The Army also has siloes of data that are classified and unclassified. “And what this all adds up to is a great difficulty in sharing information across those environments, across those domains and across those functions,” said Jantzen, who is also the Army’s chief data officer. “And we're getting to the point where the data is pretty much overwhelming, and we are outpacing our ability to really find it, use it, store it and understand it.”
George Chambers, executive director of enterprise application development within the office of the CIO at the Department of Health and Human Services, said that the HHS has several large departments that could be independent agencies themselves. Those include the Food and Drug Administration; the Centers of Medicare and Medicaid Services; the National Institutes of Health; and the Centers for Disease Control and Prevention.
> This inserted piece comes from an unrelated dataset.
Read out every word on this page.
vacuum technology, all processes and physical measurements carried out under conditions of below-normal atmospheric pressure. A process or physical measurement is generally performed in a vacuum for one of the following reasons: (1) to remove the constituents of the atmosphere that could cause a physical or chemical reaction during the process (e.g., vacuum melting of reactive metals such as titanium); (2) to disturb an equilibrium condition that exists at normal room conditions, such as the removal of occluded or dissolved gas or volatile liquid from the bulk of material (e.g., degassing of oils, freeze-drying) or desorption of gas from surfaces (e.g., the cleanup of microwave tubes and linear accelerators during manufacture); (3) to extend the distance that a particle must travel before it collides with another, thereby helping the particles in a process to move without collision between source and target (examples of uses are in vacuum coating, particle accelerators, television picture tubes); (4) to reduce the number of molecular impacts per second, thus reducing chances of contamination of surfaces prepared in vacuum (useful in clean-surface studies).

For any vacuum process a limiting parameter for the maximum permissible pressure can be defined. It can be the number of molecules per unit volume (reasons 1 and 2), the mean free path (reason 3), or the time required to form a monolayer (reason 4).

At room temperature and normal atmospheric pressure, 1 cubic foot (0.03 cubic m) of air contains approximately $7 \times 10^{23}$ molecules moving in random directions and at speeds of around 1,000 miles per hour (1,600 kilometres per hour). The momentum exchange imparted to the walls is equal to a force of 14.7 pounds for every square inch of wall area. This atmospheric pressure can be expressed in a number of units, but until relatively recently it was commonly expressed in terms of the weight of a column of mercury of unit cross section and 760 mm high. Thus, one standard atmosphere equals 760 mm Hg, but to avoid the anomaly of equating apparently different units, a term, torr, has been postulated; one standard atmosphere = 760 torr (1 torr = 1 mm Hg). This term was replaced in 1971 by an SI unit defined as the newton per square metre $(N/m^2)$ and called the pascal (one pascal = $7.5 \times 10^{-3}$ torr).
“We have silos of mission-specific data and mission-specific applications supporting those,” Chambers said, adding that the data can be related to research or data that is reports on what is happening in an area or with a specific disease.
Overall, the agency is focused on providing “data to the public or businesses that may affect the health or well-being of the overall U.S. population.” As a result, Chambers said, the HHS in 2011 decided to create healthdata.gov so that it could provide more “customer driven” data. The portal makes data and use cases available on demand to those who want to consume and manipulate the information, so that the HHS is not responsible for determining which data sets people would find useful.
Dealing with Structured and Unstructured Data
The panelists also discussed the difference between structured data — information that can be easily sorted, searched and processed through data mining — and unstructured data, which includes data from a wide variety of sources that has no meaning until it is organized. Kevin Shelly, the group vice president of global public sector sales at MarkLogic, said relational databases are not well suited for handling a world awash in unstructured data.
Most data today is unstructured, Shelly noted, and includes sources such as video, images, open-source intelligence and social media. The shift toward unstructured data will require cultural changes within agencies to embrace unstructured data and find a way to make sense of it.
Jantzen said dealing with structured and unstructured data “is not a new problem in the Army” and is something the entire Department of Defense knows it must address. She said the goal is to ensure that the DoD embraces recognized standards while also maintaining security of its data.
“The good news is we are making great headway on that with something we call the Common Operating Environment, which is already under way,” Jantezen said. That initiative is aimed at orienting the Army around a common set of IT standards architectures.
“We have to allow that freedom to operate across environments and across domains, but at the same time enable that data sharing,” she said.
Meanwhile, Wolf Tombe, CTO of U.S. Customs and Border Protection, noted that the agency has data streams, such as cargo and passenger data, coming into its relational databases but also has vast amounts of unstructured data from sensors along the border, including video and data from drones.
“The promise of Big Data is giving us the ability to digest that data, and make use of that [in a] fairly straightforward … way that saves money and allows us to get that and combine it with structured data,” he said.